The Yukon is bordered on the north by the Beaufort Sea, part of the Arctic Ocean. The Beaufort Sea is generally calculated as covering 450,000 square kilometres and lying south and east of a line connecting Point Barrow, Alaska and Lands End, Prince Patrick Island in the Northwest Territory. The water of the Peel River and all other Yukon rivers that flow into the Mackenzie River discharges into the Beaufort at the vast Mackenzie Delta just east of the Yukon’s eastern border.
The Beaufort Sea is home to Herschel Island Territorial Park and also borders the shoreline of Ivvavik National Park. The coastline is low lying, with many barrier islands and sandpits. Scouring by ice and erosion by powerful storm surges contribute to this low profile. Inshore waters are shallow, with depths of only about 200 metres ranging out as far as 80 to 200 kilometres from shore. The width of this shallow shelf is greater in the Yukon and Mackenzie Delta region than in Alaskan waters. This is partly due to heavy discharges of sediment by the Mackenzie River. Beyond the coastal shelf, the water deepens rapidly to about 3,500 metres, reaching a maximum depth of nearly 4,000 metres in what is known as the Canada Basin.

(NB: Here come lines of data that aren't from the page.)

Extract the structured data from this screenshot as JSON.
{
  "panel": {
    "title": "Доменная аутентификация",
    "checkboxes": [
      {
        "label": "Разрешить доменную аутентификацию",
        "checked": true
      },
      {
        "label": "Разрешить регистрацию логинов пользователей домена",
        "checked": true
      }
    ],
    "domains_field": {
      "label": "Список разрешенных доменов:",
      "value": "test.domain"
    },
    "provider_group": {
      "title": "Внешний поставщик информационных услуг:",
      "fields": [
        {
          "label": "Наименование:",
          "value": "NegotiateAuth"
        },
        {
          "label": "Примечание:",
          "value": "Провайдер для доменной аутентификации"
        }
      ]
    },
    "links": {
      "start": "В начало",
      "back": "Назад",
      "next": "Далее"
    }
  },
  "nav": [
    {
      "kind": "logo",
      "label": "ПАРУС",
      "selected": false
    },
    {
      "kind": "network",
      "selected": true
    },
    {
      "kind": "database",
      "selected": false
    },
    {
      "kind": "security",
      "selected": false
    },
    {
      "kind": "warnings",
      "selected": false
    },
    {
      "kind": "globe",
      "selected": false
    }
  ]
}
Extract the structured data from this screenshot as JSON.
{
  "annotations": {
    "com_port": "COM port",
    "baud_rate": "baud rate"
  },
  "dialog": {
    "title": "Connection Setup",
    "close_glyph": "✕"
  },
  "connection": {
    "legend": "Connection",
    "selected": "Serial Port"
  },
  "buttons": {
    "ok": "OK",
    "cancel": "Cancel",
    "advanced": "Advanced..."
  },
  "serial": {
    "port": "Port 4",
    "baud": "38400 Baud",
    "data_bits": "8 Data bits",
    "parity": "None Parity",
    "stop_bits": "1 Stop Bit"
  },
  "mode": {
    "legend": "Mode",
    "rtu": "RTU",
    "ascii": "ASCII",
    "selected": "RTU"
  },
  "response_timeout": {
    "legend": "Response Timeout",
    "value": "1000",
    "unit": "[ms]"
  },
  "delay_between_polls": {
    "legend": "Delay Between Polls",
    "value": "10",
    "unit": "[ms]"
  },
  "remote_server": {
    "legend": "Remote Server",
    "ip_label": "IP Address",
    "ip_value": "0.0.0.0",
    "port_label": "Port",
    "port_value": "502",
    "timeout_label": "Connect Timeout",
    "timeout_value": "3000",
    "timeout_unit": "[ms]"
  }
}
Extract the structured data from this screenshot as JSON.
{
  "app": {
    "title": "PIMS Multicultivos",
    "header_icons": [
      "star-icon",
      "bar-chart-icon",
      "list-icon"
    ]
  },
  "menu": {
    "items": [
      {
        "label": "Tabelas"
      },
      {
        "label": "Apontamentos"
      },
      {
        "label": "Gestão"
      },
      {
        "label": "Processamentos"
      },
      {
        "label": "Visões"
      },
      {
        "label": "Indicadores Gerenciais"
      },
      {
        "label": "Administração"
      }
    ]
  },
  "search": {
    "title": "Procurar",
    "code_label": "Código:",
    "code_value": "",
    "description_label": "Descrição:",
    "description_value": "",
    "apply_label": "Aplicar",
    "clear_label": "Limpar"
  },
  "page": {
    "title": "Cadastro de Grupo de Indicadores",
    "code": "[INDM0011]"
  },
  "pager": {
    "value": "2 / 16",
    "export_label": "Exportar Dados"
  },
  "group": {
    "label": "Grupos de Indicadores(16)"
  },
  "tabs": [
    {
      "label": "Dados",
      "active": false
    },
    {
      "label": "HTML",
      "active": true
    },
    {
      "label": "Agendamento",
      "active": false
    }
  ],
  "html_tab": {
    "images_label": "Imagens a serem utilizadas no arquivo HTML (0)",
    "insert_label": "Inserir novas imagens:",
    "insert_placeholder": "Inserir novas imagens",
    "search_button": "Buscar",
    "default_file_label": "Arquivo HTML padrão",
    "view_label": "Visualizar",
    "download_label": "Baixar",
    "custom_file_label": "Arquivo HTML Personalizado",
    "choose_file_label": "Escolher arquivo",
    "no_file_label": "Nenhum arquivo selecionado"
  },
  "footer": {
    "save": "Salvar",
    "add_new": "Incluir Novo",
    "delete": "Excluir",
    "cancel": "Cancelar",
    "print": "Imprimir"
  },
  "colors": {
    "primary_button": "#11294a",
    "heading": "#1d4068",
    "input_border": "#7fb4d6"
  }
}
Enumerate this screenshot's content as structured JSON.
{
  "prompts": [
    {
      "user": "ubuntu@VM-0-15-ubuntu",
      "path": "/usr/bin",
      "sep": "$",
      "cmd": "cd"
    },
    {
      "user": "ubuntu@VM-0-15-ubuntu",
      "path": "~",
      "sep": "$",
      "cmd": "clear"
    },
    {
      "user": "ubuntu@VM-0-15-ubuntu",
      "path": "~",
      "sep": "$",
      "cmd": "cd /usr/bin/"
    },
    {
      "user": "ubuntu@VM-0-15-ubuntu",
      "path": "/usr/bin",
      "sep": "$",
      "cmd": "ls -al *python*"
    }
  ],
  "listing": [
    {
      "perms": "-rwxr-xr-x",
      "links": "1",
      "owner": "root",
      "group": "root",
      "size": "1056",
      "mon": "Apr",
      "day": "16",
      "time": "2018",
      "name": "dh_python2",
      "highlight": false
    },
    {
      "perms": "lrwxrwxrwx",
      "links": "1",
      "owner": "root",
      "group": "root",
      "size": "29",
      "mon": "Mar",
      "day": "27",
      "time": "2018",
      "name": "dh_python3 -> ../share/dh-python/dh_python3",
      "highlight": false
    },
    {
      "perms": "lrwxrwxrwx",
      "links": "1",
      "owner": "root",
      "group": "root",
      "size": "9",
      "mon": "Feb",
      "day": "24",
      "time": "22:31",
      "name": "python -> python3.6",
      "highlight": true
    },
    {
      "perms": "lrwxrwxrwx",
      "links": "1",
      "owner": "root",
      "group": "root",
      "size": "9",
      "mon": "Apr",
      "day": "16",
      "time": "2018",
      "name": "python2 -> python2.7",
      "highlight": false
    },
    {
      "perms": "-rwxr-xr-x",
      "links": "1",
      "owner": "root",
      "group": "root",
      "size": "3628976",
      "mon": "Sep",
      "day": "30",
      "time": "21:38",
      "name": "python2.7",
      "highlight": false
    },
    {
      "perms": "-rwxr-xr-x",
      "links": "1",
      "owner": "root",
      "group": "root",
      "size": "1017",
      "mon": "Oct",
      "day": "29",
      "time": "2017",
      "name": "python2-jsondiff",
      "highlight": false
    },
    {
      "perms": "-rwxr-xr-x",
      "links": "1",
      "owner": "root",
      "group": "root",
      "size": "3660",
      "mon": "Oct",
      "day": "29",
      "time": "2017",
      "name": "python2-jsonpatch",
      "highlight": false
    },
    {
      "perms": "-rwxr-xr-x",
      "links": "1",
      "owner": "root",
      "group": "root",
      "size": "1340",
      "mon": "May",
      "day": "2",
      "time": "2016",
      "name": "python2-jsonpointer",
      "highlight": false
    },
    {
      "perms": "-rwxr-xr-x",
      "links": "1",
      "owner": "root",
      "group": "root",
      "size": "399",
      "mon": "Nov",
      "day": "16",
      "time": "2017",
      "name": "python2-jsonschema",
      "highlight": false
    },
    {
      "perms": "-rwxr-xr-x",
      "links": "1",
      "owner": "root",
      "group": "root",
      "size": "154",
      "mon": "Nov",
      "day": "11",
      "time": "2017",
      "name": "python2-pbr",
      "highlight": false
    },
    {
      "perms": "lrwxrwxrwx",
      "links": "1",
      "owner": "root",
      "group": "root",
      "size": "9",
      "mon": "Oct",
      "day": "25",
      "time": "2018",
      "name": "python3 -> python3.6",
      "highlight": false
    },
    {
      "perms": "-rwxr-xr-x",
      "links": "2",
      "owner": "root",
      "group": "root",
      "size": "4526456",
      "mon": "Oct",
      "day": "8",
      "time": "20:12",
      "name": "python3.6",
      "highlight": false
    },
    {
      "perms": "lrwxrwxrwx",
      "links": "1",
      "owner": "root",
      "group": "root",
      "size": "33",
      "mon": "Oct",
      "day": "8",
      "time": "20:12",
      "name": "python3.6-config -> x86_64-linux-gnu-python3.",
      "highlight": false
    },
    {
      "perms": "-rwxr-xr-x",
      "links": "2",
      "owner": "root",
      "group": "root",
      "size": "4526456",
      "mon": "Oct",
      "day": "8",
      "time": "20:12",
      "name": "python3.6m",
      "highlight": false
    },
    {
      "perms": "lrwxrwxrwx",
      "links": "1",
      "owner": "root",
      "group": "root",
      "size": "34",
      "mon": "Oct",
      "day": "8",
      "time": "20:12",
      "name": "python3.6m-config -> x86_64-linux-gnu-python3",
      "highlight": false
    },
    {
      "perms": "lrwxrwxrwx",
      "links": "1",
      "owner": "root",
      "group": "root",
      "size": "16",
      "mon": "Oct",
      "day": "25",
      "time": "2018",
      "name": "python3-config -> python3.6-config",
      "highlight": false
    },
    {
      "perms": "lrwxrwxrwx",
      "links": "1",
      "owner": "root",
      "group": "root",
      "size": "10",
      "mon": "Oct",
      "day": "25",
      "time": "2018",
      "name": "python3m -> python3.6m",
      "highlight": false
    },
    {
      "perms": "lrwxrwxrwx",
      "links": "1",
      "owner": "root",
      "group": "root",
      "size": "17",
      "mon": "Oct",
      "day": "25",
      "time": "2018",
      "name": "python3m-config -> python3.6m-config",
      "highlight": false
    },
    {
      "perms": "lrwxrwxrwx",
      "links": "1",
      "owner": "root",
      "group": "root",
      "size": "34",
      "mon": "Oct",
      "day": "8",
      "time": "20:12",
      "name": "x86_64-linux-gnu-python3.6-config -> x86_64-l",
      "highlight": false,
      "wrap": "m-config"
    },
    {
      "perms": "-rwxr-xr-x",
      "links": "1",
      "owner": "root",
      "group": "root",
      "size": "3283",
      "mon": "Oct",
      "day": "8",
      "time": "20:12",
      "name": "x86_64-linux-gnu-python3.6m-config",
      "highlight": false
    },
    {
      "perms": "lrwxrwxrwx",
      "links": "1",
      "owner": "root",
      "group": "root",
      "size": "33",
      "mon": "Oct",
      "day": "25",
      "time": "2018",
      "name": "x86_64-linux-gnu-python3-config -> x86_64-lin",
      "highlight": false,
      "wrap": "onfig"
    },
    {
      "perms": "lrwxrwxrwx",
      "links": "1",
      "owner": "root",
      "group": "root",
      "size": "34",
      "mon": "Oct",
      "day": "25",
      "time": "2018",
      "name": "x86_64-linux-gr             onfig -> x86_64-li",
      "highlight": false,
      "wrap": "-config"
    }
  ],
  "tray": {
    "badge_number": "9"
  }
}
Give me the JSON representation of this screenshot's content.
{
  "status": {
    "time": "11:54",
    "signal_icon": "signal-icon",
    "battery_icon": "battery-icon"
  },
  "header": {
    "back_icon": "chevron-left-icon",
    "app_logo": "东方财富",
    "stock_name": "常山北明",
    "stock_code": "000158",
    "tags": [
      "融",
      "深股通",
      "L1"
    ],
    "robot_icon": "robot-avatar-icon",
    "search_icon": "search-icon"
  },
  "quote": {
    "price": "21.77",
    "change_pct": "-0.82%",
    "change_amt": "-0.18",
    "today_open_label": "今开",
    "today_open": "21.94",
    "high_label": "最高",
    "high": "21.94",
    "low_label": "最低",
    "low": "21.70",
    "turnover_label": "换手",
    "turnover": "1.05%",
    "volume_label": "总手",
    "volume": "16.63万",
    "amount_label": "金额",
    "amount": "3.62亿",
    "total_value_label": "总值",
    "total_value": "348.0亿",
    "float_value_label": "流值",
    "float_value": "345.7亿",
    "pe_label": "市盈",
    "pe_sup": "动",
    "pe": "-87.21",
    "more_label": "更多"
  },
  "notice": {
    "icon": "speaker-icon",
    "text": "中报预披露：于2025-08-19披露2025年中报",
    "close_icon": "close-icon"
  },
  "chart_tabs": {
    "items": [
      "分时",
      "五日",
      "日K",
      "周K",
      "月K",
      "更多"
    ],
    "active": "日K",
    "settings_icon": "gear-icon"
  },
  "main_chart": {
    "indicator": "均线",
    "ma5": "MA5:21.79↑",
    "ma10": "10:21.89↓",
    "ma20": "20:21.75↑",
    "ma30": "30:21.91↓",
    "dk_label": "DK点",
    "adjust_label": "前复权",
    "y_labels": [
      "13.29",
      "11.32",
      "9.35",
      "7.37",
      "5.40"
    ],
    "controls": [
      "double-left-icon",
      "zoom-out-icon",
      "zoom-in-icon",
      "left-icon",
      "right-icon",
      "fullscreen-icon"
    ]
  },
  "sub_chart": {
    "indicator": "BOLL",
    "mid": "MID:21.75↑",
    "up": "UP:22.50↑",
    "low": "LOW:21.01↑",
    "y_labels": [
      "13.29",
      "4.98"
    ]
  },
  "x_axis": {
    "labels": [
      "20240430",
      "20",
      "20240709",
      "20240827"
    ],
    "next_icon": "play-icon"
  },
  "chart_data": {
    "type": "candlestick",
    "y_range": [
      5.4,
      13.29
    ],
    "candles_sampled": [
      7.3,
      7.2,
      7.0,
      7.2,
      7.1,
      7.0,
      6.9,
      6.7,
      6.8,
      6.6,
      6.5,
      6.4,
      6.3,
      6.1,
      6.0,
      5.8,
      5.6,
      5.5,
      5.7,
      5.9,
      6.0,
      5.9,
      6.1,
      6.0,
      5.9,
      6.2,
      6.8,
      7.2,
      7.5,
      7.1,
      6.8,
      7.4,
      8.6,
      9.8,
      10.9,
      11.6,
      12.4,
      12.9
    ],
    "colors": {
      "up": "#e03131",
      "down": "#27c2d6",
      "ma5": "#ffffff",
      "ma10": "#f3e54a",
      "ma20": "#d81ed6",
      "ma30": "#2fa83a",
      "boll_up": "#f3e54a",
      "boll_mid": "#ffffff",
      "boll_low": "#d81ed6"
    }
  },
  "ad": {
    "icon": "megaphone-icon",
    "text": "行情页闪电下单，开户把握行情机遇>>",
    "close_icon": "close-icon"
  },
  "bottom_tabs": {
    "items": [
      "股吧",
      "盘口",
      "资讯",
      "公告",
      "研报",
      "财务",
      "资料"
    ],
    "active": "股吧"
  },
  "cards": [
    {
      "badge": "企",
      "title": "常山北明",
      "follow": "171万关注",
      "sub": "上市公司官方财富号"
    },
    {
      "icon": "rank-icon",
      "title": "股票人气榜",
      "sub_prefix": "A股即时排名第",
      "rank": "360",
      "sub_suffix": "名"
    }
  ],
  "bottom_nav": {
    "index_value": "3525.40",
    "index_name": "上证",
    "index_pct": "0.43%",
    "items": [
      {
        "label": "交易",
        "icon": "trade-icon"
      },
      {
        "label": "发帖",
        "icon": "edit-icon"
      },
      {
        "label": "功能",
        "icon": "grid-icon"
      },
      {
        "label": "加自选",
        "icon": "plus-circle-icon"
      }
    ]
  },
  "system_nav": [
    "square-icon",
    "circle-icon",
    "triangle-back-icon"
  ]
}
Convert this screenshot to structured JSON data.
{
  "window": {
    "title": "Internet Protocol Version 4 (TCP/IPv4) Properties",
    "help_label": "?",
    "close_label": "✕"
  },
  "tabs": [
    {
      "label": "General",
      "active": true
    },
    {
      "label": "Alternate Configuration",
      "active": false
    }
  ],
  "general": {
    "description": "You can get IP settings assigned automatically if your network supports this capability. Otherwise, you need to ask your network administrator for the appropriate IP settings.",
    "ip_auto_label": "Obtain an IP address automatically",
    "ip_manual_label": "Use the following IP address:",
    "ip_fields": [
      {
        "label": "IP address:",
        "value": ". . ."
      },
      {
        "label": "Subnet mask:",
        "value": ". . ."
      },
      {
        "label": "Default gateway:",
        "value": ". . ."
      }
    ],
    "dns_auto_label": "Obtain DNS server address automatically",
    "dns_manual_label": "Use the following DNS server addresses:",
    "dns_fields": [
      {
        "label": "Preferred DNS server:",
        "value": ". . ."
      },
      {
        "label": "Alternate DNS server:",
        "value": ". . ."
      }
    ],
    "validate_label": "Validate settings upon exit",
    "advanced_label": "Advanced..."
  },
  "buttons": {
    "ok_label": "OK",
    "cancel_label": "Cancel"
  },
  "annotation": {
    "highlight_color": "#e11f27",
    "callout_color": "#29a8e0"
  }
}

Tidal fluctuations are minimal, ranging only from 0.3 to 0.5 metres in two daily fluctuations. Currents are also minimal and largely wind driven. The Beaufort Sea’s water is characteristic of the rest of the Arctic Ocean––low temperatures and low salinity. There is, however, a flow of Pacific water into the Beaufort Sea that brings with it salmon and herring. This contributes to the coastline’s popularity with seabirds, which use it as a vital summer breeding and migration staging area. Seals and whales, including the endangered bowhead whale, are also found here.
The Earth’s rotation causes an unusual phenomenon in the Beaufort known as the Beaufort Gyre. Water and ice in the Beaufort Sea circulate in a clockwise direction. As the water flows along the Yukon coast it encounters only one major obstacle––Herschel Island. This ocean current, through its effect on prehistoric glaciers and erosional forces, is responsible for the island’s separation from the mainland.